*Post was originally written on April 4, 2022. You can find a related twitter thread summary here.
Oxy hosted their Low Carbon Ventures day on March 23 and I wanted to highlight some of it given it was one of the first examples we’ve seen of a public company outlining the long-term opportunity related to DAC – scale, economics, business model, funding plan, etc. Materials from their investor day can be found here.
Cost expectations: The Levelized Cost of Capture (LCOC) from the first DAC plant (DAC1) is expected to be $300-425/ton, declining to $250-350/t in 2025-30, and ultimately reaching <$150/t longer-term. Capital costs come from Air Contactors (40%), Centralized Processing (40%), and the rest from Utilities and Infrastructure (20%).

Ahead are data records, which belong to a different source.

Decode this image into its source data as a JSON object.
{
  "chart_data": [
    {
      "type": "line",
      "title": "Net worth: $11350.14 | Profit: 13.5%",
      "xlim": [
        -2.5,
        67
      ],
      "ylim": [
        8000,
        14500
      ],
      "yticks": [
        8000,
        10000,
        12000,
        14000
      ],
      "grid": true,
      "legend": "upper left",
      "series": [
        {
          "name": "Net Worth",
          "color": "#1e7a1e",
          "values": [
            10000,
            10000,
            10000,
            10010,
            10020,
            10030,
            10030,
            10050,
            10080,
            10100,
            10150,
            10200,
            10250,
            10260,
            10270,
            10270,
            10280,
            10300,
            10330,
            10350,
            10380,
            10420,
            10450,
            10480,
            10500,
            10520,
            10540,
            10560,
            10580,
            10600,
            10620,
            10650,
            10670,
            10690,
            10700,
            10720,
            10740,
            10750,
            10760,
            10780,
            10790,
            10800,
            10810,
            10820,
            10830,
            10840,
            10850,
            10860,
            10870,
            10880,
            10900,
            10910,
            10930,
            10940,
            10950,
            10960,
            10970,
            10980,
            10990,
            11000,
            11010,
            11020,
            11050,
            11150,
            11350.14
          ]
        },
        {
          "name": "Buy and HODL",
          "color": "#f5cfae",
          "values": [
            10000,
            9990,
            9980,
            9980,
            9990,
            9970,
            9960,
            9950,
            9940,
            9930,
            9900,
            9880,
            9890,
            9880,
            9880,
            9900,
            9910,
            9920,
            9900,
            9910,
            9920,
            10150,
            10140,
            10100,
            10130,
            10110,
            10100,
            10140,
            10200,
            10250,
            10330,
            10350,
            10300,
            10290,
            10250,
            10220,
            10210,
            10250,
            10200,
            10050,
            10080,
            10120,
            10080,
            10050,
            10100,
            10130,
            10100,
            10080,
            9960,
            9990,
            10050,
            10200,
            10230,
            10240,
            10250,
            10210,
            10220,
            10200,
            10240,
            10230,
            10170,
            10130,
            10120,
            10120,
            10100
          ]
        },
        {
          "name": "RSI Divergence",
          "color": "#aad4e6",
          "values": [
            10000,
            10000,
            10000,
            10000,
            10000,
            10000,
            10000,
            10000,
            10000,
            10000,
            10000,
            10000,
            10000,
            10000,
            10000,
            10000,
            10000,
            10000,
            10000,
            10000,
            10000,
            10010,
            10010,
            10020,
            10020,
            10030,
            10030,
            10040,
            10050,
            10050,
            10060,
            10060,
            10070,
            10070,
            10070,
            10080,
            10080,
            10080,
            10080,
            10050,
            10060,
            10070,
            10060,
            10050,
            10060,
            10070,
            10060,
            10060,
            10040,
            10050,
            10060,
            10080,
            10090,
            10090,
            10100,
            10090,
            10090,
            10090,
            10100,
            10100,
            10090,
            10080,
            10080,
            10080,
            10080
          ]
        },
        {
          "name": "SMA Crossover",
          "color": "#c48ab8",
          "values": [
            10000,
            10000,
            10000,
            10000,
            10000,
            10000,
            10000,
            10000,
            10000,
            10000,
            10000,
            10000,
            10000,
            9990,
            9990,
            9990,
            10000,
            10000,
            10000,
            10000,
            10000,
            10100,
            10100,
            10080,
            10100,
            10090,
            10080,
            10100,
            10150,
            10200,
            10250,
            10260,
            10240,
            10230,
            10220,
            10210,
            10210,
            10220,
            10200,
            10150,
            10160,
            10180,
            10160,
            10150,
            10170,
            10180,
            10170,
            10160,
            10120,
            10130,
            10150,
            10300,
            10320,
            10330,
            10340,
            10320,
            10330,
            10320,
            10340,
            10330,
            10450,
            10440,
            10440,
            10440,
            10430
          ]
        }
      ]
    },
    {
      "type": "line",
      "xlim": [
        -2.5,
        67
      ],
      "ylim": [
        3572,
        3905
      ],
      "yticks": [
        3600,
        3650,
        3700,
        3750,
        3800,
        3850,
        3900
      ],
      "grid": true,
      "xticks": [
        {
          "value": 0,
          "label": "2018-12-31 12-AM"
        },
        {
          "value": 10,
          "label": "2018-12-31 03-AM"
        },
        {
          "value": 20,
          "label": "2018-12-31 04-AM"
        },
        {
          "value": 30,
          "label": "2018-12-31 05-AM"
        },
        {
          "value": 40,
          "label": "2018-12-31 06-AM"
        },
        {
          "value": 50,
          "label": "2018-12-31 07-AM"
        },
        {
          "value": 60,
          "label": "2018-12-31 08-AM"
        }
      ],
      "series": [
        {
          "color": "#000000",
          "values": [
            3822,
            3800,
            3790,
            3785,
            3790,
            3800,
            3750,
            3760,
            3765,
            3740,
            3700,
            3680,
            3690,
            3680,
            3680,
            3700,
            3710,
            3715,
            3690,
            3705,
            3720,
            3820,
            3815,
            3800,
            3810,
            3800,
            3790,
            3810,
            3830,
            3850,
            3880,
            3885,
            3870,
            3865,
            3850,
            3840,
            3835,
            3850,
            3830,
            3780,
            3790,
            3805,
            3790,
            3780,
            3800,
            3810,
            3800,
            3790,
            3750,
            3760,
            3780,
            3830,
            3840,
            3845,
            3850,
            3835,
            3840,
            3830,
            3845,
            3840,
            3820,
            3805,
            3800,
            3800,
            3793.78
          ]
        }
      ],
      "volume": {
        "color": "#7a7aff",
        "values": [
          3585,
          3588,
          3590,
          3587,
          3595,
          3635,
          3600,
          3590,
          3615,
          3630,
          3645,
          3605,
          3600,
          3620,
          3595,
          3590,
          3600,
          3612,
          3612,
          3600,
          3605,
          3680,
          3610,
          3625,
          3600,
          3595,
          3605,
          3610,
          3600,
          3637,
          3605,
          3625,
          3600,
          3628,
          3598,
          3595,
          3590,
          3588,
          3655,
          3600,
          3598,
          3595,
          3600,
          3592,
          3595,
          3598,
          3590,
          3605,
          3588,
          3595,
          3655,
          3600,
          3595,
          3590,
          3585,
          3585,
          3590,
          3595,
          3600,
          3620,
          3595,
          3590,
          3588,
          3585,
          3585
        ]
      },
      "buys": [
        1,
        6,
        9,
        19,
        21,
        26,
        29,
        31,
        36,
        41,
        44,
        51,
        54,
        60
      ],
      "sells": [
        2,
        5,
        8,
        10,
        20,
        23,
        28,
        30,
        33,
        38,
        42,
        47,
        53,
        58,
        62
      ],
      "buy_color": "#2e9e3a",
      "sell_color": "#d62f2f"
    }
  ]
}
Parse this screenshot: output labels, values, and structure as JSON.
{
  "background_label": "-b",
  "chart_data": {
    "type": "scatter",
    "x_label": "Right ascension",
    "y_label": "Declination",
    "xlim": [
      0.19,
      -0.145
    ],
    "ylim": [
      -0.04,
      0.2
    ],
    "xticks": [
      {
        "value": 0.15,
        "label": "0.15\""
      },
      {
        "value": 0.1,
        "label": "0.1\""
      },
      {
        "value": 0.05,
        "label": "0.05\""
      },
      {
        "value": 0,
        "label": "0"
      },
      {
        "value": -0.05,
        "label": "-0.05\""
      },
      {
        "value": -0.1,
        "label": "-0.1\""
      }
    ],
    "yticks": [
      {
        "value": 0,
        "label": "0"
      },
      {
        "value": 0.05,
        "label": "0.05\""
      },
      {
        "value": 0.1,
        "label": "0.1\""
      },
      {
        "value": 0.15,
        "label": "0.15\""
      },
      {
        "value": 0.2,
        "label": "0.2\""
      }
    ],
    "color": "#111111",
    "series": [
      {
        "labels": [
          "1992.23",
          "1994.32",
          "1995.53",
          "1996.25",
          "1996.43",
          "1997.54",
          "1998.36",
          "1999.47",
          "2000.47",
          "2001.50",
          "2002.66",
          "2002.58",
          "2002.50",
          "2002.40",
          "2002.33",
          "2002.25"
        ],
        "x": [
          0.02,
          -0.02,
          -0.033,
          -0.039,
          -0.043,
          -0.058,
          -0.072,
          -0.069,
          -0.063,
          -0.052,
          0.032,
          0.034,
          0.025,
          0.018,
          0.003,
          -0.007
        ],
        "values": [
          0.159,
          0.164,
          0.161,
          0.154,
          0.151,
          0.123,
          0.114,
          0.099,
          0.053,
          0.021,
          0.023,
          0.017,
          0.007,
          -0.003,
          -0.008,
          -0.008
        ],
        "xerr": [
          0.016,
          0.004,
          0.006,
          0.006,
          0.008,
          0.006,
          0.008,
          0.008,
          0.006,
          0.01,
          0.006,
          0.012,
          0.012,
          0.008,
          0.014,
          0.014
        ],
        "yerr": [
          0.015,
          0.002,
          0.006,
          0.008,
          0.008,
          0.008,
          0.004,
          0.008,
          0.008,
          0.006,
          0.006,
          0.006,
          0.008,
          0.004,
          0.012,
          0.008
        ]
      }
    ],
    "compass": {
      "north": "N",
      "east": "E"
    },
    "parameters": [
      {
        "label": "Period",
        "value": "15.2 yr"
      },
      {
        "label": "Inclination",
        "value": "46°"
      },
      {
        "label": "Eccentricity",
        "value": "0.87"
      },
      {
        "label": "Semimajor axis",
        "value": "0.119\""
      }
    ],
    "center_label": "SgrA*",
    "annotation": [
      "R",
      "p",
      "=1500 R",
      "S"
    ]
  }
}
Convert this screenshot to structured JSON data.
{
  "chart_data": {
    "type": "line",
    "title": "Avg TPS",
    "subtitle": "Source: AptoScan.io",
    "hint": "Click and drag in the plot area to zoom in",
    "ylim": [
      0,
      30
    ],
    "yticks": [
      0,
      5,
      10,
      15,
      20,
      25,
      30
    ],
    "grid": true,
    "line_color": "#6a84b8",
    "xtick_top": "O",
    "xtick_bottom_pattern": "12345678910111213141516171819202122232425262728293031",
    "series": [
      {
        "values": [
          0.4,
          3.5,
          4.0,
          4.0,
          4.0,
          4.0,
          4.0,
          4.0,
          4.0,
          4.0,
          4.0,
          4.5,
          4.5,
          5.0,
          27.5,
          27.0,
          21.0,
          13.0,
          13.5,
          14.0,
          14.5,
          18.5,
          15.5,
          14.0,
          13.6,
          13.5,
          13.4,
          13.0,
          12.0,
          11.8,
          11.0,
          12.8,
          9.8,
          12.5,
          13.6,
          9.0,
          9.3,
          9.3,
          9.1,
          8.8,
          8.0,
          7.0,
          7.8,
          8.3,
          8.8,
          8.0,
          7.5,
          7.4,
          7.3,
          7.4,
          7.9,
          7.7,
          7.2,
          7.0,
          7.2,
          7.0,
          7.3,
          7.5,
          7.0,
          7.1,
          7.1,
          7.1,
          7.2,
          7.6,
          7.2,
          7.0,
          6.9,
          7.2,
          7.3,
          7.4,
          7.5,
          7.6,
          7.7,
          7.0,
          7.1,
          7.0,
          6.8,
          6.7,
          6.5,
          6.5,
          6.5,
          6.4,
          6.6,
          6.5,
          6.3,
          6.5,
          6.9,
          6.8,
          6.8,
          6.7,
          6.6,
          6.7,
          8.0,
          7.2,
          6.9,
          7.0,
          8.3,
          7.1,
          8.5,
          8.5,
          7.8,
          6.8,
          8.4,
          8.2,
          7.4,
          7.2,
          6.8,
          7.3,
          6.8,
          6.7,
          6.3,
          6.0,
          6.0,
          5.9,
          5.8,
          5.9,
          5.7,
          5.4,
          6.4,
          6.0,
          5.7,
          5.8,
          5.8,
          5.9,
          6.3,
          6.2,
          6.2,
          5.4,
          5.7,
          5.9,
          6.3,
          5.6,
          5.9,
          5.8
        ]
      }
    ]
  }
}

Oxy expects 15-20% reduction in LCOC from scaling their plants and see the main areas of efficiency coming from moving air, growing pellets, and process intensification, among other categories.
The biggest hypothesis will be whether Oxy can scale down costs as quickly as they think. The ‘end-state’ vision that many DAC startups and companies call out is <$100/ton LCOC but we have a very long way to go in order to achieve that, especially as these plants represent the first of their kind in terms of the technology at scale (more on that below).
Economic Model: Oxy expects revenue to come primarily from carbon removal credits, policy support, and higher priced oil (relative to peers). Based on their estimates, they think up to ~5 gigatons (billion tons CO2e) of emissions from the hardest-to-abate industries would be economical at $250/ton per credit. They also only plan to only build the plants in areas where policy is support. In the US, the 45Q tax credit is $35-$50/ton and you can also stack it with other tax credits (e.g., State-specific example of CA LCFS which has been trading >$100/ton). They also expect to sell premium priced ‘Net Zero Oil’ and have already struck one deal with SK trading which gave the South Korean refiner an option of buying up to 200,000 barrels a year.
The core part of the economic model from my view is whether they will be able to sell credits at $250/ton and if there will be a deep enough inventory of buyers to buy removal credits at those levels. The voluntary carbon markets (VCMs) are still in their nascency all things considered but currently, there aren’t many mechanisms from preventing buyers from buying the cheapest possible credits.
Pulling from a publicly available dataset (given the fragmented nature of VCMs, one must assume this is a partial snapshot), the weighted average removal price was ~$8/ton in both 2021 and 2020. One can reasonably assume the standards and rigor around quality of removal purchases will improve over time pushing corporate buyers towards higher quality credits (permanence, additionality, verification, etc.) which should push up the price of more scarce, high quality removal credits. However, it shows the current gap between the state of markets and where they need to go.
If you look at lists of durable (100+ years) carbon dioxide removal (CDR) purchases, you’ll see higher prices. This dataset reports an average of $332/ton. However, many of these purchases are proof-of-concept purchases to help prove out the technology/processes vs. at-scale volumes. This is evidenced by the fact that the market is very small: ~69,349 tons sold, 30 CDR sellers, 12 buyers.
This further emphasizes the importance of the Oxy-Airbus deal.
Scale: OXY plans to have 70 DAC facilities with 1 MTPA capture potential each by 2035 (~1.5% of addressable market) with the potential for up to 135 plants (~2.5% of addressable market). They use the aforementioned 5,000 gigatons segment as their refence addressable market in this case.
In IEA’s recent DAC report, it talks about the immense scale-up we need in DAC but also gives a frame of reference to evaluate how ambitious of a plan this would be from Oxy.
Funding: DAC1 is expected to be $.8-$1.0 billion for the first 500,000 ton per annum train with a construction build-time of less than 3 years and an operating life of 25 years. The plant is expected to commence operations in 2H24. Through 2024, projects will be funded primarily through internal capital, government grants/loans, and strategic equity. From 2025-2030, the funding will transition towards financing through project debt and equity as opposed to deploying internal capital.
Overall, it will be really interesting to see how these next few years play out for Oxy and whether they can get any momentum behind this DAC strategy. This is one of the first examples we’ve seen of a public company investing heavily into a low-carbon business opportunity required for Net Zero pathways but represents an opportunity with significant technical and business model risk. I’ll surely be watching closely to see how their ambitions progress.